Another complication is the reference cycle: Any refers to each future, which refers to a callback which refers back to Any. For prompt garbage collection, you should call clear()
on Any before it goes out of scope. This is very awkward.
Additionally, you can't distinguish between a pending future, and a future that resolved to None. You'd need a special sentinel value distinct from None to represent a pending future.
The final complication is the worst. If multiple futures are resolved and some of them have exceptions, there's no obvious way for Any to communicate all that information to you. Mixing exceptions and results in a list would be perverse.
A Better Way
Fortunately, there's a better way. We can make Any return just the first future that resolves, instead of a list of results:
class Any(Future):
def __init__(self, futures):
super(Any, self).__init__()
for future in futures:
future.add_done_callback(self.done_callback)
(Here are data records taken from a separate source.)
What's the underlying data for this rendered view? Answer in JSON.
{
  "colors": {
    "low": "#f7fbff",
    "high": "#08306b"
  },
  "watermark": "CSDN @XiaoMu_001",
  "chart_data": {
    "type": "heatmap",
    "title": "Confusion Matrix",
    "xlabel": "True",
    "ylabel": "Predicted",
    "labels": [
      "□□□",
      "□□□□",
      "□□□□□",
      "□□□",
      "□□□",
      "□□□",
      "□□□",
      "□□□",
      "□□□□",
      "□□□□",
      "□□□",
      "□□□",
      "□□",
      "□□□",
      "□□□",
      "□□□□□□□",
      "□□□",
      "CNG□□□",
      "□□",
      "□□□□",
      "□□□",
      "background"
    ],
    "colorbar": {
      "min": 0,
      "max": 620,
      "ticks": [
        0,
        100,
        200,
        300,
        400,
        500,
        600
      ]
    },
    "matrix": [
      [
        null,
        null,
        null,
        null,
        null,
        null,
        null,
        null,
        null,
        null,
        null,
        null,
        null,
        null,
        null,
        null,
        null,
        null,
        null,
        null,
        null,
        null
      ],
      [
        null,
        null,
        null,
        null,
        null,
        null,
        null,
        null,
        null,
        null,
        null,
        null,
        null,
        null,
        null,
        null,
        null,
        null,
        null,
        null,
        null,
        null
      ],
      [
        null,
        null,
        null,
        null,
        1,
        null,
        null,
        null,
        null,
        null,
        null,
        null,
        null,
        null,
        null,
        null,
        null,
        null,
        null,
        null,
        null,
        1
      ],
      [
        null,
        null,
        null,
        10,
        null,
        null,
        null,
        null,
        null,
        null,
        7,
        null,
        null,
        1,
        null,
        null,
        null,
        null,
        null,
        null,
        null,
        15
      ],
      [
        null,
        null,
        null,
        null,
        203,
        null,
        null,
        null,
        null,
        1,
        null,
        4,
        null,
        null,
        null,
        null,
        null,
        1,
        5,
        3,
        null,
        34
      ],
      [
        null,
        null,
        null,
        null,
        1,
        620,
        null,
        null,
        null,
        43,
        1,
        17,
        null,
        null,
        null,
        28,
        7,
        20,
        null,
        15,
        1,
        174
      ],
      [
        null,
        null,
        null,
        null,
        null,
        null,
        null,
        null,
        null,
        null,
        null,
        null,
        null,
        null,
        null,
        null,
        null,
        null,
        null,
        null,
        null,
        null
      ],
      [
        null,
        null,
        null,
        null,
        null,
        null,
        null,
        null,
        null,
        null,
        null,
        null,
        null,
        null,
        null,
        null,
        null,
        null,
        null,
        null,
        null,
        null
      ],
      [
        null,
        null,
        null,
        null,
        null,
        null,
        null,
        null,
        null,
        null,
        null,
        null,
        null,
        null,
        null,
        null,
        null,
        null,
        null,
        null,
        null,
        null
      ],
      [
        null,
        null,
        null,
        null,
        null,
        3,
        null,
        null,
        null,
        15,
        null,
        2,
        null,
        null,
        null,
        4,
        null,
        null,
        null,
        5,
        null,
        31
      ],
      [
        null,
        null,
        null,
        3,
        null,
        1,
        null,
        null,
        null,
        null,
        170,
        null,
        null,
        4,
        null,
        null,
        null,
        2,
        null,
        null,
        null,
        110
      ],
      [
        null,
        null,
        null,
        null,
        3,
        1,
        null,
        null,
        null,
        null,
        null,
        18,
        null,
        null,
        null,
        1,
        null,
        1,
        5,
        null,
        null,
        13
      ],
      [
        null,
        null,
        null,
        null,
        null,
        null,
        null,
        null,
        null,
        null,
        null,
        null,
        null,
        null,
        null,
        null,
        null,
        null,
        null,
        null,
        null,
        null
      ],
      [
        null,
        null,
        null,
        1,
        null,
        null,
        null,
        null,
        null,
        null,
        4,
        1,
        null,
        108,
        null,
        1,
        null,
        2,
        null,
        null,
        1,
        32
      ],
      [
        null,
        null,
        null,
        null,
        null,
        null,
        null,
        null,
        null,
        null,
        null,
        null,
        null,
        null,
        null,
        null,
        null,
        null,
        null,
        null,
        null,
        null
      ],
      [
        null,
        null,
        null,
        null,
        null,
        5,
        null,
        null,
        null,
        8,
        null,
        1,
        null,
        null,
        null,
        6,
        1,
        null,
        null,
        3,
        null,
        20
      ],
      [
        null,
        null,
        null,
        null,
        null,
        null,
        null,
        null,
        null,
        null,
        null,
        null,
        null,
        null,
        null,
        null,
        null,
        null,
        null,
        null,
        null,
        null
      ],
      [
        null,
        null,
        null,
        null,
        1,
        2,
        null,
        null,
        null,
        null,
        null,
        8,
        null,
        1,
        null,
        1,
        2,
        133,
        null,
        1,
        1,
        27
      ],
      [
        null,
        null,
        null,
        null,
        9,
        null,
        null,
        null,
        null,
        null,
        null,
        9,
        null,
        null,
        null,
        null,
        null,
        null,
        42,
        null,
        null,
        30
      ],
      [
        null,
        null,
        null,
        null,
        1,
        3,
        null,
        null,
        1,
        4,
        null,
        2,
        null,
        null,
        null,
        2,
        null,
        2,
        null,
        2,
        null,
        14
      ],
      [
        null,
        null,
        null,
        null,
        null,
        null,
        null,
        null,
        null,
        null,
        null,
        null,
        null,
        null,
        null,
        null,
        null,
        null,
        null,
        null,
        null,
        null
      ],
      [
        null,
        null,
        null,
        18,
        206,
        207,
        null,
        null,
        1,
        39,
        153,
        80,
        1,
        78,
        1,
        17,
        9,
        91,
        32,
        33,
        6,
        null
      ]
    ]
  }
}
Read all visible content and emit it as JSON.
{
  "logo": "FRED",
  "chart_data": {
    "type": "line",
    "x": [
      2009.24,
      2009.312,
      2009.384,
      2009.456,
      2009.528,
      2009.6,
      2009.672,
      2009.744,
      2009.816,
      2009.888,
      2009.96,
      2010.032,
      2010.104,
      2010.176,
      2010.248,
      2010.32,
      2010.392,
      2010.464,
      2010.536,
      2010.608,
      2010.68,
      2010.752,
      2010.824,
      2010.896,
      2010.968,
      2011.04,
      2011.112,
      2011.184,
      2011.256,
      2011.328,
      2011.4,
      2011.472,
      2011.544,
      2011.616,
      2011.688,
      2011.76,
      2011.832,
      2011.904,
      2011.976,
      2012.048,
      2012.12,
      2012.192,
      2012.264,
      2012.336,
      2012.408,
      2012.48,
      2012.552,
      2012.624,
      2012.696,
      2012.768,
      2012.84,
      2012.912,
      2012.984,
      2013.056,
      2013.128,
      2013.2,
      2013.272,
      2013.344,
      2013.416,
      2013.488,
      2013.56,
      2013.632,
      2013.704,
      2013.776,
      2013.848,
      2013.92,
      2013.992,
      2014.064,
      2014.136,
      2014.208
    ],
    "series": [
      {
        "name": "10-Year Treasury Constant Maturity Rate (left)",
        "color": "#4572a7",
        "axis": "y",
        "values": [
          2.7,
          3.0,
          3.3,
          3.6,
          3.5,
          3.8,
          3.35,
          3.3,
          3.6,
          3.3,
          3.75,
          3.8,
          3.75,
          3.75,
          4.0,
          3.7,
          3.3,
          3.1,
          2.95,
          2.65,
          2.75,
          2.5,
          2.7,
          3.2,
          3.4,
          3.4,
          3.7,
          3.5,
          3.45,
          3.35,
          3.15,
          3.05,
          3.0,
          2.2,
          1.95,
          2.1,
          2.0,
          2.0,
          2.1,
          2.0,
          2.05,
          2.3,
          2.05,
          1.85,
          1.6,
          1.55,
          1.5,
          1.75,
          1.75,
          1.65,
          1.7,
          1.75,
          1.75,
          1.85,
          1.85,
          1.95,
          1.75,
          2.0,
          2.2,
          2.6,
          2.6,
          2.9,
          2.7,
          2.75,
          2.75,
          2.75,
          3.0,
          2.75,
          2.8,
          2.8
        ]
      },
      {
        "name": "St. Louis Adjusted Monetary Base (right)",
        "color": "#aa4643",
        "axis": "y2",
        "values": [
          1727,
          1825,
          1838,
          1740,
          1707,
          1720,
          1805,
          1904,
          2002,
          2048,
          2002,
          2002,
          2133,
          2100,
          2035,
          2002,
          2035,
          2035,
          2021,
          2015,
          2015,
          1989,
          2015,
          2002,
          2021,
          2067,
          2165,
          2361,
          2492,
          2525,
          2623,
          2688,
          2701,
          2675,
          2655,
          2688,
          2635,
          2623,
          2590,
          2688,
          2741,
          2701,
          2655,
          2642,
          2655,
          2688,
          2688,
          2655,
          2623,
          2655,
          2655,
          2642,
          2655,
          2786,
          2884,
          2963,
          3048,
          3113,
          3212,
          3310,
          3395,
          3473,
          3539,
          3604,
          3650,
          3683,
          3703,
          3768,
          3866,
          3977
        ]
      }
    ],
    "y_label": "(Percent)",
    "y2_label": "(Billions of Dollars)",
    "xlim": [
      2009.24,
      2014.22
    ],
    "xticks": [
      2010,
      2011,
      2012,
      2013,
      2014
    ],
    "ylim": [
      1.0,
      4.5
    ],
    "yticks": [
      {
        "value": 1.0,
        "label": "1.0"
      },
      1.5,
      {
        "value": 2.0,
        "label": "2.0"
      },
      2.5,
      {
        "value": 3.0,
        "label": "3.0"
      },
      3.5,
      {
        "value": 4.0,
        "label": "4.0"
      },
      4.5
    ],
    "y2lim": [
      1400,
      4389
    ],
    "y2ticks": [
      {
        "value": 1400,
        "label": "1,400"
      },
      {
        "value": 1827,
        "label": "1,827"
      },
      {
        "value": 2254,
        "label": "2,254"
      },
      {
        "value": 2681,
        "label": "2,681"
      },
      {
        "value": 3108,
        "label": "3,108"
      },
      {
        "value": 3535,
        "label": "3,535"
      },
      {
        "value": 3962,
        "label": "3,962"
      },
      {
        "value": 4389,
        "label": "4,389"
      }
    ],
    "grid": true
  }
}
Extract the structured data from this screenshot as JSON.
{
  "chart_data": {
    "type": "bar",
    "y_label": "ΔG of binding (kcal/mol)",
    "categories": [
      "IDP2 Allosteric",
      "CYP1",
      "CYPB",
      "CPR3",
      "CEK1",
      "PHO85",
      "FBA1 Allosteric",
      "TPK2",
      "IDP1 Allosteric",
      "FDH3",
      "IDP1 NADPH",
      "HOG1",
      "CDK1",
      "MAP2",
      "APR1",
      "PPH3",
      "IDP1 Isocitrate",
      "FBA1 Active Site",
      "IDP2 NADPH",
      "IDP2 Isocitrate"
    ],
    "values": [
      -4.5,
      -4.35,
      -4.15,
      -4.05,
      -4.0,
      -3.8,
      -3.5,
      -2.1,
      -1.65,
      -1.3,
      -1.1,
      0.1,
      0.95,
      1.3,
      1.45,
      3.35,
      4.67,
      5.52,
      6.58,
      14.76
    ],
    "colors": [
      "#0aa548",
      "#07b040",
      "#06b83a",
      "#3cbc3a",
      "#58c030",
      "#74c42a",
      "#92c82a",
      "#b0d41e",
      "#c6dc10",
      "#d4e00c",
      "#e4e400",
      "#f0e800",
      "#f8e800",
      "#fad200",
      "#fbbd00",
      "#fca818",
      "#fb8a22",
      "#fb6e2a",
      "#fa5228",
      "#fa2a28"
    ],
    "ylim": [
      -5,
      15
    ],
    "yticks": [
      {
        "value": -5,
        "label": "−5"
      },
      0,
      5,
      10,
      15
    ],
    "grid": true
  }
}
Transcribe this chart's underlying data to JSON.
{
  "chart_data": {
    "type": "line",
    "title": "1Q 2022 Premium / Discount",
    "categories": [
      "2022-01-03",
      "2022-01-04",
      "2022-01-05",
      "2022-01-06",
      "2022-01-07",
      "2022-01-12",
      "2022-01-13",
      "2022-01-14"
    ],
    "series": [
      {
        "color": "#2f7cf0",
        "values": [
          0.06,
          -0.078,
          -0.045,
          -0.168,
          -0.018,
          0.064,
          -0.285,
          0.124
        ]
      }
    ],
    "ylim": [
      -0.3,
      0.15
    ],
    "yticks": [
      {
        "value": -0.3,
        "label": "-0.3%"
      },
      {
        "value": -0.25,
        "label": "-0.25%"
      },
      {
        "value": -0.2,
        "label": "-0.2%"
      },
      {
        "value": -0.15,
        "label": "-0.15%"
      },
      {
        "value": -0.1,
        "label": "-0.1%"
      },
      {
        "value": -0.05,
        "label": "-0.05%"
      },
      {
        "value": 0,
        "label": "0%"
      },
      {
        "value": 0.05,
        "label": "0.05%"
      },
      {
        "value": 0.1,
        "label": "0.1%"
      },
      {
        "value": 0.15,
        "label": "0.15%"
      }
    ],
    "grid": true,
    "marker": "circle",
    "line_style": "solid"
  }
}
def done_callback(self, future):
self.set_result(future)
The reference cycle is gone, and the exception-handling question is answered: The Any class returns the whole future to you, instead of its result or exception. You can inspect it as you like.
It's also easy to wait for the remaining futures after some are resolved:
@gen.coroutine
def f():
start = time.time()
future1 = delayed_msg(2, '2')
future2 = delayed_msg(3, '3')
future3 = delayed_msg(1, '1')
futures = set([future1, future2, future3])
while futures:
resolved = yield Any(futures)
end = time.time()
print "finished in %.1f sec: %r" % (
end - start, resolved.result())
futures.remove(resolved)
As desired, this prints:
finished in 1.0 sec: '1'
finished in 2.0 sec: '2'
finished in 3.0 sec: '3'
There's no race condition now. You can't miss a result, because you don't remove a future from the list unless you've received its result.
Exceptions
To test the exception-handling behavior, let's make a function that raises an exception after a delay:
@gen.coroutine
def delayed_exception(seconds, msg):
yield gen.Task(IOLoop.current().add_timeout,
time.time() + seconds)
raise Exception(msg)
Now, instead of returning a result, one of our futures will raise an exception:
@gen.coroutine
def f():
start = time.time()
future1 = delayed_msg(2, '2')
# Exception!
future2 = delayed_exception(3, '3')
future3 = delayed_msg(1, '1')
futures = set([future1, future2, future3])
while futures:
resolved = yield Any(futures)
end = time.time()
try:
outcome = resolved.result()
except Exception as e:
outcome = e
print "finished in %.1f sec: %r" % (
end - start, outcome)
futures.remove(resolved)
Now, the script prints:
finished in 1.0 sec: '1'
finished in 2.0 sec: '2'
finished in 3.0 sec: Exception('3',)
Conclusion
It took a bit of thinking, but our final Any class is simple. It lets you launch many concurrent operations and process them in the order they complete. Not bad.